14.7 s ± 344 ms per loop (mean ± std. dev. of 7 runs, 1 loop each)


Not worth doing with Dask. I saw no activity on my dashboard.

### Agglomerative

#### Without Dask

In [67]:
agg_cluster = AgglomerativeClustering(n_clusters=5)

%timeit y_pred = agg_cluster.fit_predict(X_std)

3.56 s ± 77.3 ms per loop (mean ± std. dev. of 7 runs, 1 loop each)


In [95]:
print(metrics.silhouette_score(X_std, y_pred, metric='euclidean'))

0.022524470671924212


#### With Dask

In [68]:
with joblib.parallel_backend("dask"):
    %timeit y_pred = agg_cluster.fit_predict(X_std)

3.34 s ± 93.4 ms per loop (mean ± std. dev. of 7 runs, 1 loop each)


Again, does not seem to provide an improvement.

### HDBSCAN

#### Without Dask

In [70]:
hdbscan = HDBSCAN()

%timeit y_pred = hdbscan.fit_predict(X_std)

4.4 s ± 93.8 ms per loop (mean ± std. dev. of 7 runs, 1 loop each)


After seeing the visualizations for UMAP, I really liked HDBSCAN

#### With Dask

In [71]:
with joblib.parallel_backend("dask"):
    %timeit y_pred = hdbscan.fit_predict(X_std)

4.34 s ± 107 ms per loop (mean ± std. dev. of 7 runs, 1 loop each)

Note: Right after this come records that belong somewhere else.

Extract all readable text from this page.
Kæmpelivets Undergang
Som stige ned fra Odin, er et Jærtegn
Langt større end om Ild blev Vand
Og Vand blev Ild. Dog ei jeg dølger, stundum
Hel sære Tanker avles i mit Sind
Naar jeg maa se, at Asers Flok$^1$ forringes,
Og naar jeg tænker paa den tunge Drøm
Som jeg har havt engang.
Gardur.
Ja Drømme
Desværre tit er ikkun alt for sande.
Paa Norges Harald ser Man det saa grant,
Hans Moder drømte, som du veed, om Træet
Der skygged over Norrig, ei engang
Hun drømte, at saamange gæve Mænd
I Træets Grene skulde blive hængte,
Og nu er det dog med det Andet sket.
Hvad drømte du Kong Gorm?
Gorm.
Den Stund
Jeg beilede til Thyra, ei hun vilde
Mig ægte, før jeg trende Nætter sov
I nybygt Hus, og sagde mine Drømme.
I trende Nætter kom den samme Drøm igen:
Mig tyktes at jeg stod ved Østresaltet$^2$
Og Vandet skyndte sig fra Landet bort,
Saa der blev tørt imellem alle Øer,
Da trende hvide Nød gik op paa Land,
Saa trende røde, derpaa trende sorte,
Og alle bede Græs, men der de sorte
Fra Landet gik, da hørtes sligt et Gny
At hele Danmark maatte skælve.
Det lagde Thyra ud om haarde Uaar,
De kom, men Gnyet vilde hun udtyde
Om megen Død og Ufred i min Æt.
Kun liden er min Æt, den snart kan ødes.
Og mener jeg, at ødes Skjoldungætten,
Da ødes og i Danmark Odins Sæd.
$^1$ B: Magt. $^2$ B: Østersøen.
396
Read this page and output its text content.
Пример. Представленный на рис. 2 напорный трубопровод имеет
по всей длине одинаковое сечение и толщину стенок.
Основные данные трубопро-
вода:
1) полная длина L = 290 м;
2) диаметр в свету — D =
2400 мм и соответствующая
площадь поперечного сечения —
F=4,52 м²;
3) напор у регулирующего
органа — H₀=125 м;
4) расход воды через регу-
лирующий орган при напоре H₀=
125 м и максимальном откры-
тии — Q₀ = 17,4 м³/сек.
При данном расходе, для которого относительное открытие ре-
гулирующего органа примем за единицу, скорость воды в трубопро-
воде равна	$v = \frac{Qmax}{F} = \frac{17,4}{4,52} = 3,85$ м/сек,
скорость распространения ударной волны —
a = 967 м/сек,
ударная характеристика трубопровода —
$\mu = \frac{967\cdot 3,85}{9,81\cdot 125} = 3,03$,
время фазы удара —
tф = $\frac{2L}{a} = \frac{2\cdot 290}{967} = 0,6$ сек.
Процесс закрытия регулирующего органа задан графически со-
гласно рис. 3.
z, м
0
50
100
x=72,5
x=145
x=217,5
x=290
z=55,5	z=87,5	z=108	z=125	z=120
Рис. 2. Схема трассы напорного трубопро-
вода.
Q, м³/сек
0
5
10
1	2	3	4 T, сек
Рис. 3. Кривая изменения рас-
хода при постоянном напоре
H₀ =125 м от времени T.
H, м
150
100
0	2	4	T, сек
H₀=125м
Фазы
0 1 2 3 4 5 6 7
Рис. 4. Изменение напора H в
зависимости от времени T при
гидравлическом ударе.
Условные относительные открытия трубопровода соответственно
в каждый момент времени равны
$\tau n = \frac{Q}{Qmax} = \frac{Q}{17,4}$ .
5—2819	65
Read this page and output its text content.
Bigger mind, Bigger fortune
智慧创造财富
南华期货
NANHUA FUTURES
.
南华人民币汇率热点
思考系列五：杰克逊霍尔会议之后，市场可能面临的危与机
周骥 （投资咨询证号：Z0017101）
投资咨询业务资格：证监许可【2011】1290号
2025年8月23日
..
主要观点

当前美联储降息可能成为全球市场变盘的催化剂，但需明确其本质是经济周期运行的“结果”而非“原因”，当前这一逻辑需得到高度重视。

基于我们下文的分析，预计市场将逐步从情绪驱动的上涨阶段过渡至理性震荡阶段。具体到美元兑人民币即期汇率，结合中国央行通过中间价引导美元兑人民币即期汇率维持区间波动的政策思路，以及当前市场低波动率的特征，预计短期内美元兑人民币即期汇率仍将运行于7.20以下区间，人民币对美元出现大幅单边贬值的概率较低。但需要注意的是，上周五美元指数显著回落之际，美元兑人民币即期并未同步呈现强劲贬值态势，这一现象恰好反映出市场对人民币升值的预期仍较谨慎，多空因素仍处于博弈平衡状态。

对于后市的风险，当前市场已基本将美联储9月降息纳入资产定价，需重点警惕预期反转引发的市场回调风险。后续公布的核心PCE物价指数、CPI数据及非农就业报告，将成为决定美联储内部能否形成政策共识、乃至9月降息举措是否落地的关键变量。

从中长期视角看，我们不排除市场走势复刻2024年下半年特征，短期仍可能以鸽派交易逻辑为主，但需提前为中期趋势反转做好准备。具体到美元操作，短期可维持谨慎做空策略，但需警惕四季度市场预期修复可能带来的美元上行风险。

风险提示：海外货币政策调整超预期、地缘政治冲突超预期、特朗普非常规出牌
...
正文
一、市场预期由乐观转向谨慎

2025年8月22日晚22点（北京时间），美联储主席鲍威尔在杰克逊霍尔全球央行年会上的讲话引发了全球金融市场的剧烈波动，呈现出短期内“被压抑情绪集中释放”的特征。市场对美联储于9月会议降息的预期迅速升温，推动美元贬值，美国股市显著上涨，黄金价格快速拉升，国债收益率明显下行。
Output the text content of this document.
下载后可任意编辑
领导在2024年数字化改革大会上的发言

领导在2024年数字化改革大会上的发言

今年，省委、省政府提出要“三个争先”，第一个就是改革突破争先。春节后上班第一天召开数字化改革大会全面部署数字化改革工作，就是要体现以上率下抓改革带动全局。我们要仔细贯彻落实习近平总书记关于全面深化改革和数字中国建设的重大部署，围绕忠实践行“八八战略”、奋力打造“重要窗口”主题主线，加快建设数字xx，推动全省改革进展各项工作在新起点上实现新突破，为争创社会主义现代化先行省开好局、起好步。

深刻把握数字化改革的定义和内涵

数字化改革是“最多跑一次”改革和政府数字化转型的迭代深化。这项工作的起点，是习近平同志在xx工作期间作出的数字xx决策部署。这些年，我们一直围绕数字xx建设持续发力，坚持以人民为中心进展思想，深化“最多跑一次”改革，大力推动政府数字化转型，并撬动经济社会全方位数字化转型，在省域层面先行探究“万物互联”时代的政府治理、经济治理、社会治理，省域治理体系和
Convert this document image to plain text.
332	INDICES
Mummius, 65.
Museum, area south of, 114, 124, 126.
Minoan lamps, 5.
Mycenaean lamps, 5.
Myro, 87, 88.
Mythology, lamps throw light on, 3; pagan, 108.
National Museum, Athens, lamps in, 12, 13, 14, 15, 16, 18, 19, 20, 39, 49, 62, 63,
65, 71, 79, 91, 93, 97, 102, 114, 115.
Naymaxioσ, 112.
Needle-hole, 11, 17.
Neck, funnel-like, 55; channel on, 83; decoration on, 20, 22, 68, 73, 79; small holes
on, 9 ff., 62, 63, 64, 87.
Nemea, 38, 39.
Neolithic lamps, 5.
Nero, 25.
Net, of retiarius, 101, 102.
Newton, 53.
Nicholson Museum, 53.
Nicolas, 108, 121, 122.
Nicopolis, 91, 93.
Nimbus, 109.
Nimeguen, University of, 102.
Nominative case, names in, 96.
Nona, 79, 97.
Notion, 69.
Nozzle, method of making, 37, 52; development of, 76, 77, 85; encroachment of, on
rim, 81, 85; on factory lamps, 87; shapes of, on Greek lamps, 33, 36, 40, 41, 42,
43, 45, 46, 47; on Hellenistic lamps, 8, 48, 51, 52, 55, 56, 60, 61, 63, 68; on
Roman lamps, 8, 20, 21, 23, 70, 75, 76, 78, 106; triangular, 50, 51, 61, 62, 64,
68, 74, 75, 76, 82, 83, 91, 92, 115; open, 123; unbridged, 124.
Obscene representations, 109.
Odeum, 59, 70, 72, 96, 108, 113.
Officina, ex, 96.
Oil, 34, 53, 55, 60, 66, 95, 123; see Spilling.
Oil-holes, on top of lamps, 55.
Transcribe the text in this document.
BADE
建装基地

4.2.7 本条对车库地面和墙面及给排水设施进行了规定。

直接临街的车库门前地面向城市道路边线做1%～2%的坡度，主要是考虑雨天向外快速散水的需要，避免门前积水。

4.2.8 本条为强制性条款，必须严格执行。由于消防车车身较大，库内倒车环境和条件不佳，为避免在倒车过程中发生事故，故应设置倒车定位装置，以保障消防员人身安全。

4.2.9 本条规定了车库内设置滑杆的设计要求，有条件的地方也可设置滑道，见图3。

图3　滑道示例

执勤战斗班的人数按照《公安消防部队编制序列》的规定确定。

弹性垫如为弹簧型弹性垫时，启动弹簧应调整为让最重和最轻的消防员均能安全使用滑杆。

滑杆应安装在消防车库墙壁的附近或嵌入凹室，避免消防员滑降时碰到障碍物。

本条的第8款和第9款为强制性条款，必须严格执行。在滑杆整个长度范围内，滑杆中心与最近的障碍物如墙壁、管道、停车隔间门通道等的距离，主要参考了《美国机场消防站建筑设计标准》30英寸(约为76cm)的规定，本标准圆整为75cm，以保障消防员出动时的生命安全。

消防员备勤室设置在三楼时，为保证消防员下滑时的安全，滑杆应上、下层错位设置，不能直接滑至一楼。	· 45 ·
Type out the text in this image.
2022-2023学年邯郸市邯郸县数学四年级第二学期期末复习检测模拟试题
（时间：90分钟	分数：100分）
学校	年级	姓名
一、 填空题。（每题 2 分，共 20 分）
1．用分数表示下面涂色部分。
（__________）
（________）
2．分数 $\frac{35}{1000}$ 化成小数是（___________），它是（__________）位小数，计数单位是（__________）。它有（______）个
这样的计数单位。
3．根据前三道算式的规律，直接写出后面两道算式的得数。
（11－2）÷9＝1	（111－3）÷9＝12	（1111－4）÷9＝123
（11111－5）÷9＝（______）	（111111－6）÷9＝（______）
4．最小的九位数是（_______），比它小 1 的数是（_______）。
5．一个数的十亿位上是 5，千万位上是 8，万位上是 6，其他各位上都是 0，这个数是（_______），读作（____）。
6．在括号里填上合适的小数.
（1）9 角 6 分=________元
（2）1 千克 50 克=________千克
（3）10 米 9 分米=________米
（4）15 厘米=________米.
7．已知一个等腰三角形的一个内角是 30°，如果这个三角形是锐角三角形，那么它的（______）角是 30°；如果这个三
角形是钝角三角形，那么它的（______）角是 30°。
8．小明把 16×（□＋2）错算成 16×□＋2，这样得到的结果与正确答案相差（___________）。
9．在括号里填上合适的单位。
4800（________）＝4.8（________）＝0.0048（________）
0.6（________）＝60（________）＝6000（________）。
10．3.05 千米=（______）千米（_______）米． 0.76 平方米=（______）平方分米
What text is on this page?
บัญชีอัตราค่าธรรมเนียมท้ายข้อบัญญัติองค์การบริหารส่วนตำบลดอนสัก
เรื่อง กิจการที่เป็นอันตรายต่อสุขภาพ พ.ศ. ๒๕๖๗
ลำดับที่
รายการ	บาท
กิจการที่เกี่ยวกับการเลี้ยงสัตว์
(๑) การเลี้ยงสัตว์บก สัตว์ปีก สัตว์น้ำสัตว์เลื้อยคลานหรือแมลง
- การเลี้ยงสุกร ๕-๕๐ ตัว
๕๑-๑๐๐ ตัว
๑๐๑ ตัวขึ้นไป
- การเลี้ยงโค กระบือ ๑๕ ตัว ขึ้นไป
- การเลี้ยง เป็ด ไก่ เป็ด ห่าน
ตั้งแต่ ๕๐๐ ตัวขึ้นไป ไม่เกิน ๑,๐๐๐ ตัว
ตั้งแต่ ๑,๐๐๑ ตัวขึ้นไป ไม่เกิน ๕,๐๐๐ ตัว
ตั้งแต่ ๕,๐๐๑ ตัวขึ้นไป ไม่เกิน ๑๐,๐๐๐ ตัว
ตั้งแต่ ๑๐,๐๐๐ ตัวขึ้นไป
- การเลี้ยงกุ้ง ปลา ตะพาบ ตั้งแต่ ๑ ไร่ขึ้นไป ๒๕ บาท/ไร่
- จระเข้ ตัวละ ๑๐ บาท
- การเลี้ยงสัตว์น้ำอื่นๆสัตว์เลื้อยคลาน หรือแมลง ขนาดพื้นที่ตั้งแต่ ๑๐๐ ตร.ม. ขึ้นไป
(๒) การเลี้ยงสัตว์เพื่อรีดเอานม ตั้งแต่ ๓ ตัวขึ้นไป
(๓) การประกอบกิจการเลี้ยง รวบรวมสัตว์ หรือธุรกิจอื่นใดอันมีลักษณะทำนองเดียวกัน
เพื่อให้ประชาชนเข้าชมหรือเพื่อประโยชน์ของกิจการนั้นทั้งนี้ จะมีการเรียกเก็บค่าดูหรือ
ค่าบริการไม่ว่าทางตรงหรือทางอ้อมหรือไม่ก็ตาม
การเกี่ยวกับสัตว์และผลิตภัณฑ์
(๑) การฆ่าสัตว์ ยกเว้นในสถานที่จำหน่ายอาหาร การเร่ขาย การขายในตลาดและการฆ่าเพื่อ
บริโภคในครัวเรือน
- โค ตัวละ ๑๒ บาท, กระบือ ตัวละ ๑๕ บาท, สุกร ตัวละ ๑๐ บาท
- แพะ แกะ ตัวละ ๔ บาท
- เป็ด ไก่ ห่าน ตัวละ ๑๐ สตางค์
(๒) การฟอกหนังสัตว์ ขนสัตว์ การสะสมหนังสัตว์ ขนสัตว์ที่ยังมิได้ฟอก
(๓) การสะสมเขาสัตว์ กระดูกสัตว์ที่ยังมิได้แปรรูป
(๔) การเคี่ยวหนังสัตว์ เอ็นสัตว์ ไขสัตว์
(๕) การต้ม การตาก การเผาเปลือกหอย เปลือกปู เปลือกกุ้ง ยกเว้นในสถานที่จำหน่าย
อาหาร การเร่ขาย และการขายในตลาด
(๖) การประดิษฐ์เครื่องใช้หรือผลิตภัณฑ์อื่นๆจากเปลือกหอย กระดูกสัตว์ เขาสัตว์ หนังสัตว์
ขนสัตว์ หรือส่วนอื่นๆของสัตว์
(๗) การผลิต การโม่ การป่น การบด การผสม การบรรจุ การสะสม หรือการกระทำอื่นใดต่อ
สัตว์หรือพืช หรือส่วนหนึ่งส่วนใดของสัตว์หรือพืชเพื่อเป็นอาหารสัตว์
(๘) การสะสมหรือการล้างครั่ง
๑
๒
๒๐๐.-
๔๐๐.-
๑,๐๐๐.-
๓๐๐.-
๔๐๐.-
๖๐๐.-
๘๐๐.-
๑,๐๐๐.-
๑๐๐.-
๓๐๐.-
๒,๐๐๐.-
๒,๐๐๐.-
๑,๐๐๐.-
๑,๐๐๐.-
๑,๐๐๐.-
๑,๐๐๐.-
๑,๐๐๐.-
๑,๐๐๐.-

Again, another example of a model not being worth it in Dask.

# Summary

I'll cut it short here, as the remainder of my Capstone involves tasks that do not benefit from Dask as I continued forward with UMAP fed into Agglomerative Clustering for visualization, both of which did not benefit from Dask. However, Dask was extremely useful in terms of reading in the data without the clumsy, irreproducible approach I employed at first.